In 2012, I wrote Hopeful Africa to balance the lopsided info about Africa followed by Hopeful Africa Revisited in 2013 after the Economist seemed to have found some hope for Africa.
But what are the factors behind these positive indicators? The article cites “an end to many armed conflicts, abundant natural resources and economic reforms that have promoted a better business climate” (Ighobor, 2012).
These factors mentioned as being catalytic to the development of these positive indicators are a direct consequence of the work of the AU and its PSC. The important role of the AU in leading development within the continent by providing a safe and conducive environment for business cannot be overstated.
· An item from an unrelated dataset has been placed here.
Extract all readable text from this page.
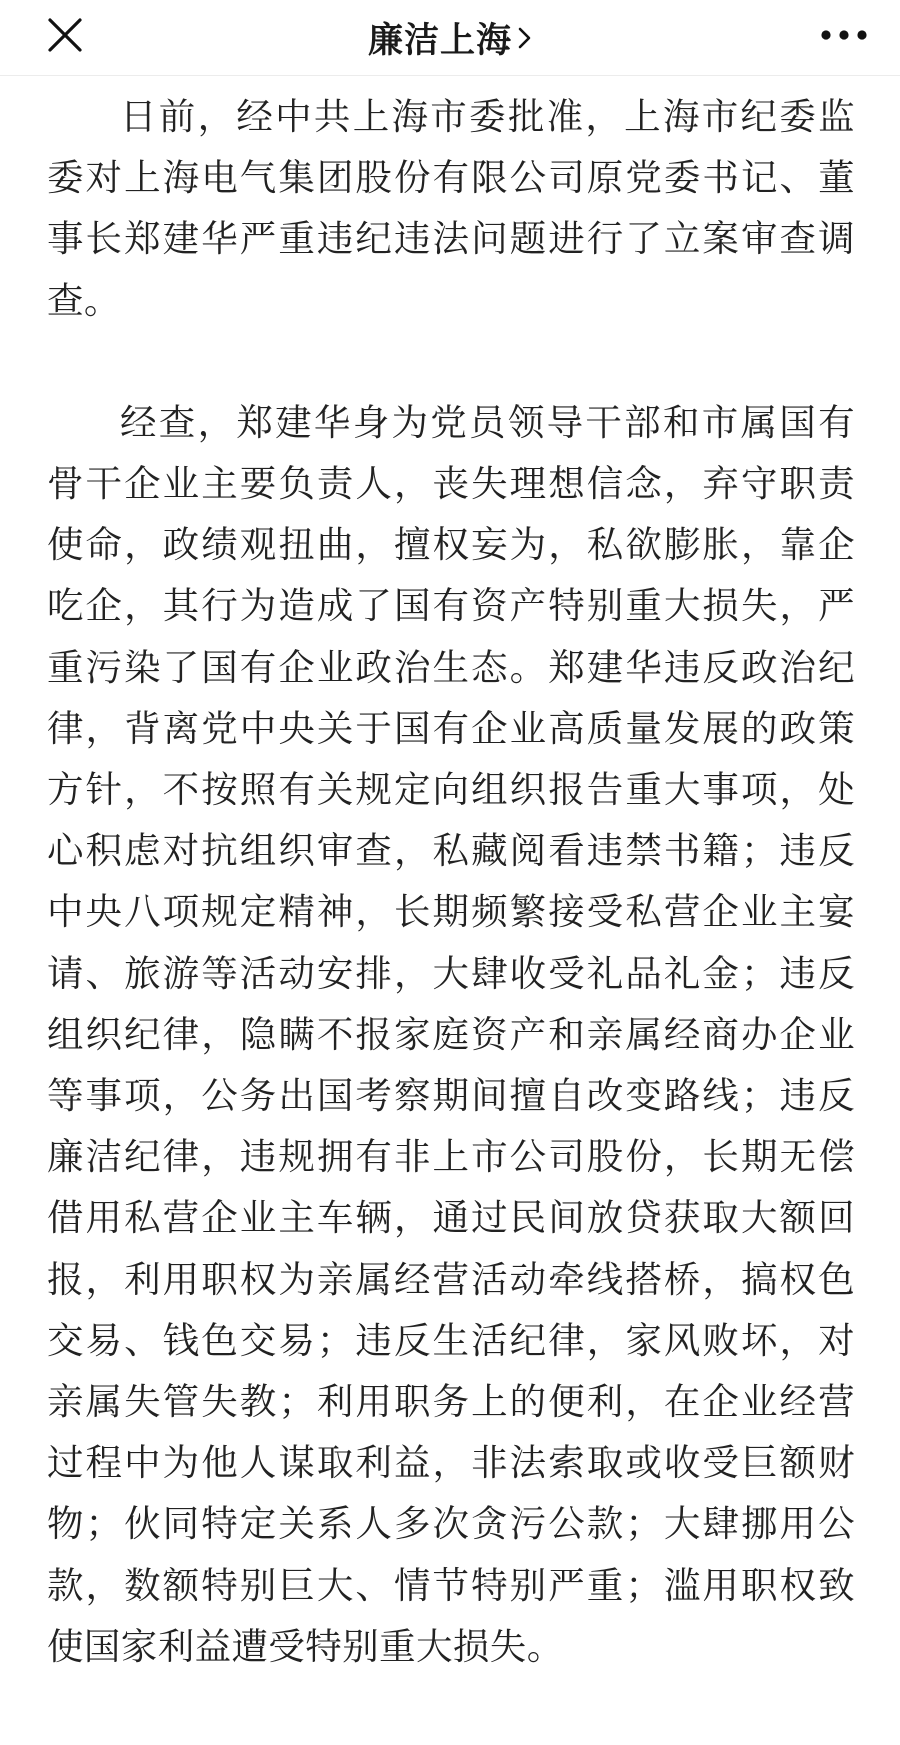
廉洁上海

日前，经中共上海市委批准，上海市纪委监委对上海电气集团股份有限公司原党委书记、董事长郑建华严重违纪违法问题进行了立案审查调查。

经查，郑建华身为党员领导干部和市属国有骨干企业主要负责人，丧失理想信念，弃守职责使命，政绩观扭曲，擅权妄为，私欲膨胀，靠企吃企，其行为造成了国有资产特别重大损失，严重污染了国有企业政治生态。郑建华违反政治纪律，背离党中央关于国有企业高质量发展的政策方针，不按照有关规定向组织报告重大事项，处心积虑对抗组织审查，私藏阅看违禁书籍；违反中央八项规定精神，长期频繁接受私营企业主宴请、旅游等活动安排，大肆收受礼品礼金；违反组织纪律，隐瞒不报家庭资产和亲属经商办企业等事项，公务出国考察期间擅自改变路线；违反廉洁纪律，违规拥有非上市公司股份，长期无偿借用私营企业主车辆，通过民间放贷获取大额回报，利用职权为亲属经营活动牵线搭桥，搞权色交易、钱色交易；违反生活纪律，家风败坏，对亲属失管失教；利用职务上的便利，在企业经营过程中为他人谋取利益，非法索取或收受巨额财物；伙同特定关系人多次贪污公款；大肆挪用公款，数额特别巨大、情节特别严重；滥用职权致使国家利益遭受特别重大损失。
Regionalism and its role in maintaining peace and security in Africa has come a long way since the early 1960s when the Casablanca and Brazzaville groups were fighting over whether to “unite now” or later. Much work was done during the tenure of the OAU. The gains of that organization continue to be consolidated by their successors who have tried to right some of the wrongs of the OAU such as putting respect for life above all narrow interpretations of the principle of sovereignty.
The building blocs of the AU i.e. the RECs are also much stronger than they were in the 1990s and are actively participating and cooperating with each other, with the AU and other international bodies to provide peace—a requisite environment for development.
More work still remains to be done in the provision of adequate security and peace. The AU recognises this and is working to that end. It is not easy to prognosticate the future but if the present gains are sustained and the current trajectory is maintained, there is a real chance of Africa becoming one of the world’s most peaceful and most secure continents in the not too distant future.